Eppure la storia ci insegna, che la bestia non ha ceto sociale, né colore politico, che il popolo dei linciatori è variegato e onnipresente in ogni cultura, lo abbiamo visto spesso anche da noi, coi giudizi sommari dei social, della politica o della stampa. Dove ancora prima di avere verdetti di colpevolezza, il popolo dei forconi e delle fiaccole esprime il suo insindacabile giudizio basato sul nulla, sul pettegolezzo.

Vox populi vox dei, recita una classica locuzione latina, a significare che quando la gente parla, e in questo caso lo fa col ruggito della belva, non c’è più nessun ragionamento che tenga e allora la ragione diventa quella della violenza, che sia verbale o fisica. E chi prova ad essere fuori dal coro, spesso finisce per essere accomunato al bersaglio di turno.

E che dire dei linciaggi pilotati, di cui abbiamo imparato essere maestro Matteo Salvini o i suoi sodali de il Giornale? (leggi qui sotto)


Qui, il linciaggio mediatico parte come un fuoco di paglia, con dinamiche simili a quelli reali e con un epilogo identico. La vittima paga anche se innocente. Invece di finire attaccata a un albero, finisce per essere lacerata e vilipesa a livello sociale e mediatico, rendendole la vita impossibile.

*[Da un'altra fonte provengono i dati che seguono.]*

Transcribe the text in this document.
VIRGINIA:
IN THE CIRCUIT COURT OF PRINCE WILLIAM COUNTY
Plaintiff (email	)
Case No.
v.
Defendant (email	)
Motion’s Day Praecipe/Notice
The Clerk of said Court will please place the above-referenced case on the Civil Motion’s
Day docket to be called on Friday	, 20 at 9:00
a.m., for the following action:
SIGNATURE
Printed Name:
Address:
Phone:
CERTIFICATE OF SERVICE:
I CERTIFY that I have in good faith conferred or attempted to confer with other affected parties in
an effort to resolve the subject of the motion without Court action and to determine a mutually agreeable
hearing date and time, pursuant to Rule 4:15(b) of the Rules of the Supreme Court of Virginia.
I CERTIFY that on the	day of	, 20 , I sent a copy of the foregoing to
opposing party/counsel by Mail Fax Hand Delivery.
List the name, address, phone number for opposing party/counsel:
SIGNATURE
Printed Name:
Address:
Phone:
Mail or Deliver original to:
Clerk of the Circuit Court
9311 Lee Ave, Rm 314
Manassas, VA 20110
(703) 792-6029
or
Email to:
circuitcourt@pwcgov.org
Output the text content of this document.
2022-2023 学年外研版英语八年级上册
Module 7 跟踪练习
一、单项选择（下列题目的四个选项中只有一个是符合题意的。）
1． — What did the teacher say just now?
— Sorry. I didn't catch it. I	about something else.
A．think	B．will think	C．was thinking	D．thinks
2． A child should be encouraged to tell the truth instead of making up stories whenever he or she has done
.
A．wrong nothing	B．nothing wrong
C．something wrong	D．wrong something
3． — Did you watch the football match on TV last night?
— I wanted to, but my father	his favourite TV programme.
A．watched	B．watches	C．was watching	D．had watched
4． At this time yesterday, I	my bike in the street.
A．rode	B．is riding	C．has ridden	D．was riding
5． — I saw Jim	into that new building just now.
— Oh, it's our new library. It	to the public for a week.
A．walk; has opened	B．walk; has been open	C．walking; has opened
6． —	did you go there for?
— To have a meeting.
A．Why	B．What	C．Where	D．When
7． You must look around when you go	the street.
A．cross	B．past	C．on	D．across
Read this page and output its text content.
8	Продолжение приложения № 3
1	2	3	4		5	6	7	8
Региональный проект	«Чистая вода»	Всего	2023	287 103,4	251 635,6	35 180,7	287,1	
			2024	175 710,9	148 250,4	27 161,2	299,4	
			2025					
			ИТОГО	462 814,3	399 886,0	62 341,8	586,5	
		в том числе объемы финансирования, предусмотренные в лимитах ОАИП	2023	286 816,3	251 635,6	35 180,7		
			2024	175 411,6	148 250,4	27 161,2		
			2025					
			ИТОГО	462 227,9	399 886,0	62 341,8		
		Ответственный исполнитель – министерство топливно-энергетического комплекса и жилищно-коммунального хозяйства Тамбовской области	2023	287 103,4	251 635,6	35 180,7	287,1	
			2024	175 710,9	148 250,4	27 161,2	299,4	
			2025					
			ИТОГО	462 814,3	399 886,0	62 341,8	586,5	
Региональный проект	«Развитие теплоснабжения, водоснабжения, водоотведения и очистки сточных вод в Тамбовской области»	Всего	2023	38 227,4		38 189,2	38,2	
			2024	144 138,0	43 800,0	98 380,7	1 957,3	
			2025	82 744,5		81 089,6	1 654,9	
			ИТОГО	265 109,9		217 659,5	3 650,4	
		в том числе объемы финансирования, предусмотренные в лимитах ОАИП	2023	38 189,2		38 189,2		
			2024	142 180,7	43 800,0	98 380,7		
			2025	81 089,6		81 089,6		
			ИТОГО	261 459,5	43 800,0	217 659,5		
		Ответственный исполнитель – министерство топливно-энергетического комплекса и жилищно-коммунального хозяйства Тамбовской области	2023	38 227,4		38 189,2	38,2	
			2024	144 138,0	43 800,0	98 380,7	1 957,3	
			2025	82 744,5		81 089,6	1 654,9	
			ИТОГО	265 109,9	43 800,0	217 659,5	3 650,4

A casa nostra, maestro in tal senso, era il Mattino della domenica che spesso usava il suo potere mediatico come un randello per colpire il “nemico” in un carosello di accuse vergognose e insulse. Campione in carica di queste pratiche il tristemente conosciuto Lorenzo Quadri, che dai colleghi italiani ha imparato l’agire velenoso (leggi qui sotto)


Tornando al linciaggio di Scampia, l’unica cosa che dovremmo dirci è che se c’è un’evoluzione della specie è proprio nella riflessione, nell’introspezione, nel rifiuto del branco violento che ci toglie ogni responsabilità, che ci permette di dire “…si, ma c’erano anche gli altri”. Eh no gente, gli altri c’erano, ma soprattutto, c’eravamo anche noi. 

E quando poi scopriamo davvero cosa abbiamo fatto, ci rimangono solo tra i piedi quattro stracci insanguinati e un senso di colpa latente che ignoriamo per ipocrisia.